Sedangkan penyebab kerusakan yang dilihat dari jenis bencana, kerusakan rumah tertinggi  diakibatkan angin puting beliung sebanyak 352 unit, disusul banjir 383 dan tanah longsor 21. 

“Selain bencana hidrometeorologi, bencana geologi, yaitu gempa juga berdampak pada kerusakan rumah dengan total 11 unit. Rincian kerusakan rumah akibat gempa yaitu rusak berat 2 unit dan rusak sedang 9,” terangnya. 

Berdasarkan sebaran kejadian sebagaimana dilaporkan ke Pusdalops BNPB, khususnya banjir dan karhutla, selama Juli 2021 terpantau lima provinsi tertinggi dengan bencana banjir yaitu Aceh 9 kejadian, Kalimantan Barat 8, Sulawesi Selatan 8, Kalimantan Tengah 5, serta beberapa wilayah tercatat 4 kejadian. 

“Wilayah provinsi dengan 4 kejadian yaitu Sulawesi Tengah, Sulawersi Tenggara dan Maluku,” jelas Abdul Muhari.

Pada kejadian banjir di beberapa provinsi tersebut, kata dia, dipicu salah satunya curah hujan selama bulan Juli. Curah hujan sangat berpengaruh terhadap kejadian banjir, khususnya di wilayah Indonesia bagian tengah, seperti kawasan Kalimantan, Sulawesi dan Maluku. 

Pada saat yang sama, sebaran pada karhutla di lima provinsi tertinggi teridentifikasi di wilayah Sumatera Selatan 11 kejadian, Aceh 10, Kalimantan Tengah 7, Kalimantan Selatan 6 dan Riau 4. 

Melihat dari sebaran, kondisi cuaca pada bulan Juli ini, Abdul Muhari mengatakan, juga berkontribusi pada terjadinya karhutla di wilayah Sumatera dan Kalimantan, yang memang kerap dilanda karhutla setiap tahun. 

“Di bulan Juli, beberapa provinsi mengalami kejadian bencana hidrometeorologi basah (banjir) bersamaan dengan kejadian bencana hidrometeorologi kering (karhutla). Meskipun pada kabupaten/kota yang berbeda, fenomena ini menunjukkan bahwa anomali cuaca dalam skala lokal terlihat sebagaimana terjadi di Aceh (banjir 9 kejadian dan karhutla 10 kejadian) dan Kalimantan Tengah (banjir 4 kejadian dan karhutla 7 kejadian),” jelas Abdul Muhari. 

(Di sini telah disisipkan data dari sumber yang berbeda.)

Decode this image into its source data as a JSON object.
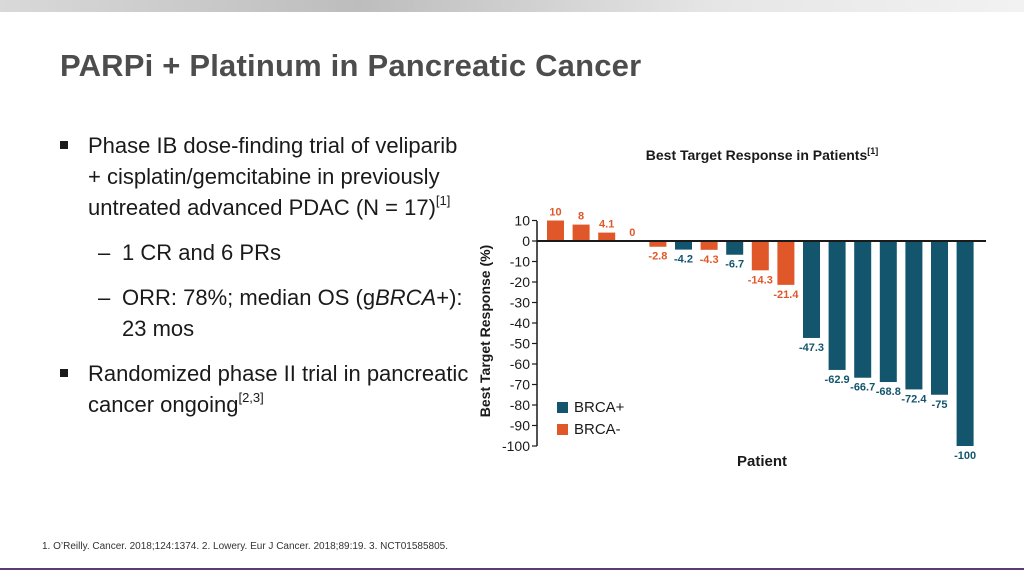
{
  "slide": {
    "title": "PARPi + Platinum in Pancreatic Cancer",
    "bullet1": {
      "text": "Phase IB dose-finding trial of veliparib + cisplatin/gemcitabine in previously untreated advanced PDAC (N = 17)",
      "ref": "[1]",
      "sub1": "1 CR and 6 PRs",
      "sub2_a": "ORR: 78%; median OS (g",
      "sub2_italic": "BRCA",
      "sub2_b": "+): 23 mos"
    },
    "bullet2": {
      "text": "Randomized phase II trial in pancreatic cancer ongoing",
      "ref": "[2,3]"
    },
    "footnote": "1. O’Reilly. Cancer. 2018;124:1374. 2. Lowery. Eur J Cancer. 2018;89:19. 3. NCT01585805."
  },
  "colors": {
    "brca_pos": "#14556e",
    "brca_neg": "#e0582a",
    "text": "#1a1a1a",
    "accent_line": "#5b3a78"
  },
  "chart_data": {
    "type": "bar",
    "title": "Best Target Response in Patients",
    "title_ref": "[1]",
    "xlabel": "Patient",
    "ylabel": "Best Target Response (%)",
    "ylim": [
      -100,
      10
    ],
    "yticks": [
      10,
      0,
      -10,
      -20,
      -30,
      -40,
      -50,
      -60,
      -70,
      -80,
      -90,
      -100
    ],
    "series": [
      {
        "name": "BRCA+",
        "key": "pos"
      },
      {
        "name": "BRCA-",
        "key": "neg"
      }
    ],
    "values": [
      10,
      8,
      4.1,
      0,
      -2.8,
      -4.2,
      -4.3,
      -6.7,
      -14.3,
      -21.4,
      -47.3,
      -62.9,
      -66.7,
      -68.8,
      -72.4,
      -75,
      -100
    ],
    "labels": [
      "10",
      "8",
      "4.1",
      "0",
      "-2.8",
      "-4.2",
      "-4.3",
      "-6.7",
      "-14.3",
      "-21.4",
      "-47.3",
      "-62.9",
      "-66.7",
      "-68.8",
      "-72.4",
      "-75",
      "-100"
    ],
    "group": [
      "neg",
      "neg",
      "neg",
      "neg",
      "neg",
      "pos",
      "neg",
      "pos",
      "neg",
      "neg",
      "pos",
      "pos",
      "pos",
      "pos",
      "pos",
      "pos",
      "pos"
    ]
  }
}
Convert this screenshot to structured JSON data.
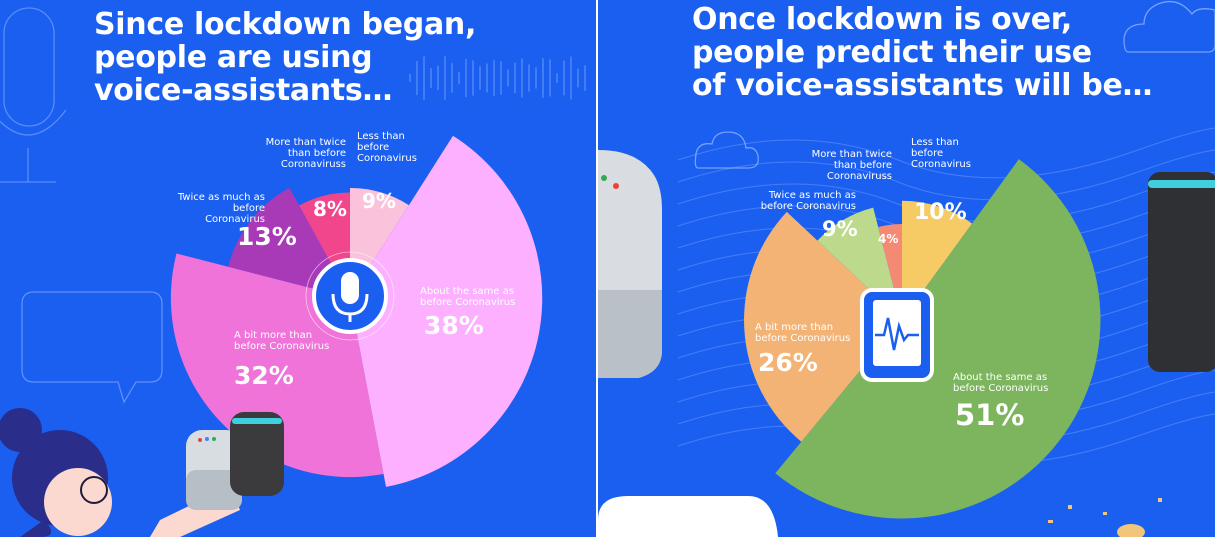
{
  "colors": {
    "background": "#1a5ff0",
    "left_segments": [
      "#fdb0ff",
      "#ef73d8",
      "#a83ab8",
      "#f2468c",
      "#fbc2dc"
    ],
    "right_segments": [
      "#7cb55e",
      "#f3b375",
      "#bcd98c",
      "#f58a74",
      "#f6cb66"
    ]
  },
  "left": {
    "title_lines": [
      "Since lockdown began,",
      "people are using",
      "voice-assistants…"
    ],
    "icon": "microphone-icon"
  },
  "right": {
    "title_lines": [
      "Once lockdown is over,",
      "people predict their use",
      "of voice-assistants will be…"
    ],
    "icon": "phone-waveform-icon"
  },
  "chart_data": [
    {
      "type": "pie",
      "variant": "rose",
      "title": "Since lockdown began, people are using voice-assistants…",
      "slices": [
        {
          "label_lines": [
            "About the same as",
            "before Coronavirus"
          ],
          "value": 38,
          "value_text": "38%"
        },
        {
          "label_lines": [
            "A bit more than",
            "before Coronavirus"
          ],
          "value": 32,
          "value_text": "32%"
        },
        {
          "label_lines": [
            "Twice as much as",
            "before Coronavirus"
          ],
          "value": 13,
          "value_text": "13%"
        },
        {
          "label_lines": [
            "More than twice",
            "than before",
            "Coronaviruss"
          ],
          "value": 8,
          "value_text": "8%"
        },
        {
          "label_lines": [
            "Less than",
            "before",
            "Coronavirus"
          ],
          "value": 9,
          "value_text": "9%"
        }
      ]
    },
    {
      "type": "pie",
      "variant": "rose",
      "title": "Once lockdown is over, people predict their use of voice-assistants will be…",
      "slices": [
        {
          "label_lines": [
            "About the same as",
            "before Coronavirus"
          ],
          "value": 51,
          "value_text": "51%"
        },
        {
          "label_lines": [
            "A bit more than",
            "before Coronavirus"
          ],
          "value": 26,
          "value_text": "26%"
        },
        {
          "label_lines": [
            "Twice as much as",
            "before Coronavirus"
          ],
          "value": 9,
          "value_text": "9%"
        },
        {
          "label_lines": [
            "More than twice",
            "than before",
            "Coronaviruss"
          ],
          "value": 4,
          "value_text": "4%"
        },
        {
          "label_lines": [
            "Less than",
            "before",
            "Coronavirus"
          ],
          "value": 10,
          "value_text": "10%"
        }
      ]
    }
  ]
}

Fenomena serupa, dimana banjir dan banjir bandang terjadi hampir bersamaan dengan kejadian kebakaran hutan yang dahsyat juga terjadi di tingkat global. 

Kejadian banjir dan banjir bandang yang terjadi di Jerman, Turki, India dan Cina disusul oleh kejadian kebakaran hutan yang masif di Turki, Italia, Yunani dan Amerika. Anomali cuaca di tingkat lokal, regional dan global ini  harus menjadi perhatian dalam aspek uncertainty (ketidakpastian) dalam penyusunan langkah-langkah mitigasi. 

“Intensitas curah hujan yang mulai melewati periode ulang seharusnya menjadi bencana di Jerman, Cina dan India. Hal ini tentu saja harus menjadi pembelajaran dan dasar untuk melakukan audit infrastruktur keairan di tanah air agar memiliki kapabilitas untuk mengakomodasi potensi curah hujan ekstrem yang mungkin terjadi di masa depan,” kata Abdul Muhari. * (jasmin)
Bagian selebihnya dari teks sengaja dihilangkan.